Working Papers

M. Richter: Got it ’til it’s gone? The need for a European economic security strategy in biopharma

This paper focuses on biopharmaceuticals, where competition over technological leadership, data, and manufacturing is most intense. Biotech is central to geopolitical competition and must be a priority for Europe's economic security strategy. China targets self-reliance in biotech, linking into its military-civil fusion strategy. The US frames biotech as a national security imperative.

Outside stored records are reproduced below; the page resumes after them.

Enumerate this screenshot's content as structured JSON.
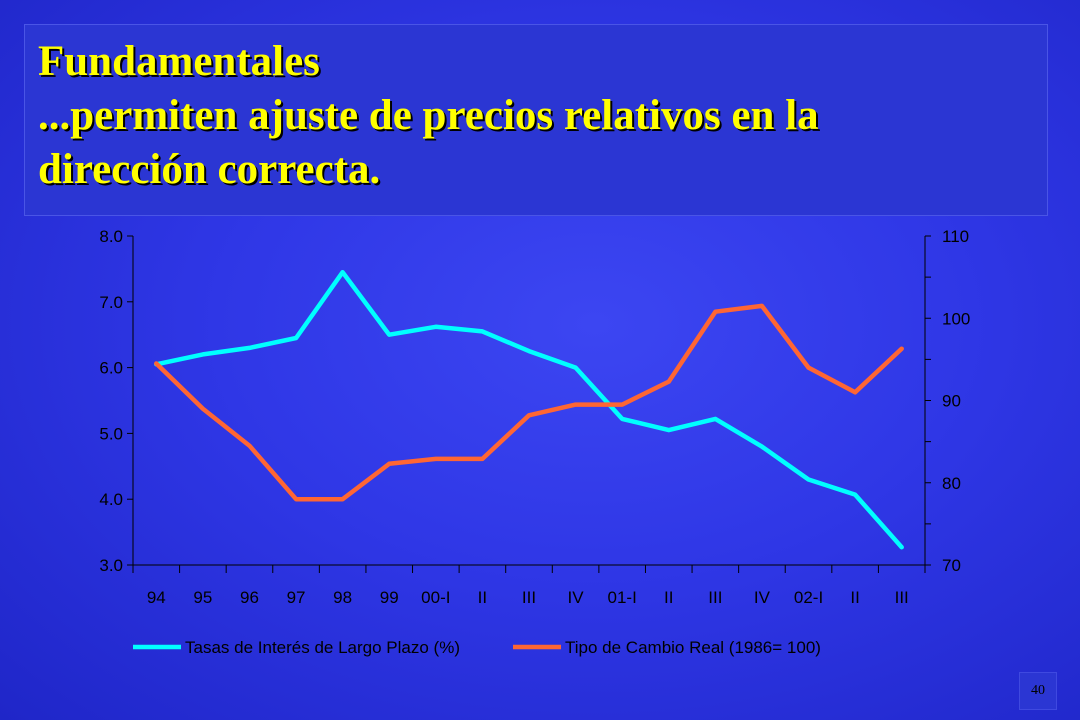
{
  "slide": {
    "title_line1": "Fundamentales",
    "title_line2": "...permiten ajuste de precios relativos en la",
    "title_line3": "dirección correcta.",
    "page_number": "40"
  },
  "colors": {
    "title_text": "#ffff00",
    "series_tasas": "#00ffff",
    "series_tipo": "#ff6633"
  },
  "chart_data": {
    "type": "line",
    "categories": [
      "94",
      "95",
      "96",
      "97",
      "98",
      "99",
      "00-I",
      "II",
      "III",
      "IV",
      "01-I",
      "II",
      "III",
      "IV",
      "02-I",
      "II",
      "III"
    ],
    "y_left": {
      "ylim": [
        3.0,
        8.0
      ],
      "ticks": [
        "8.0",
        "7.0",
        "6.0",
        "5.0",
        "4.0",
        "3.0"
      ],
      "tick_values": [
        8,
        7,
        6,
        5,
        4,
        3
      ]
    },
    "y_right": {
      "ylim": [
        70,
        110
      ],
      "ticks": [
        "110",
        "100",
        "90",
        "80",
        "70"
      ],
      "tick_values": [
        110,
        100,
        90,
        80,
        70
      ]
    },
    "series": [
      {
        "name": "Tasas de Interés de Largo Plazo (%)",
        "axis": "left",
        "color": "#00ffff",
        "values": [
          6.05,
          6.2,
          6.3,
          6.45,
          7.45,
          6.5,
          6.62,
          6.55,
          6.25,
          6.0,
          5.22,
          5.05,
          5.22,
          4.8,
          4.3,
          4.07,
          3.27
        ]
      },
      {
        "name": "Tipo de Cambio Real (1986= 100)",
        "axis": "right",
        "color": "#ff6633",
        "values": [
          94.5,
          89,
          84.5,
          78,
          78,
          82.3,
          82.9,
          82.9,
          88.2,
          89.5,
          89.5,
          92.3,
          100.8,
          101.5,
          94,
          91,
          96.3
        ]
      }
    ],
    "legend_position": "bottom",
    "grid": false
  }
}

Two scenarios emerge. Under "managed rivalry," current licensing trends between multinationals and Chinese biotechs continue with selective US controls while China expands its global reach through clinical trials and strengthens control over biopharma technology stacks, i.e. the integrated platforms, inputs and capabilities across discovery, manufacturing, and data in a broadening set of modalities. A scenario of "acceleration of chokepoints” will add tougher US outbound investment controls, stricter genomic data restrictions, and heightened licensing scrutiny, while China responds by prioritizing domestic IP and tightening export controls.

Either scenario exposes Europe to vulnerabilities across four chokepoints: capital flows redirecting toward China's innovation ecosystem and US reshoring; AI-enabled drug discovery datasets shifting competitive advantage while US restrictions complicate compliance; China enabling faster trials while Europe lags in implementation; specialized biotech supply chains creating exploitable dependencies.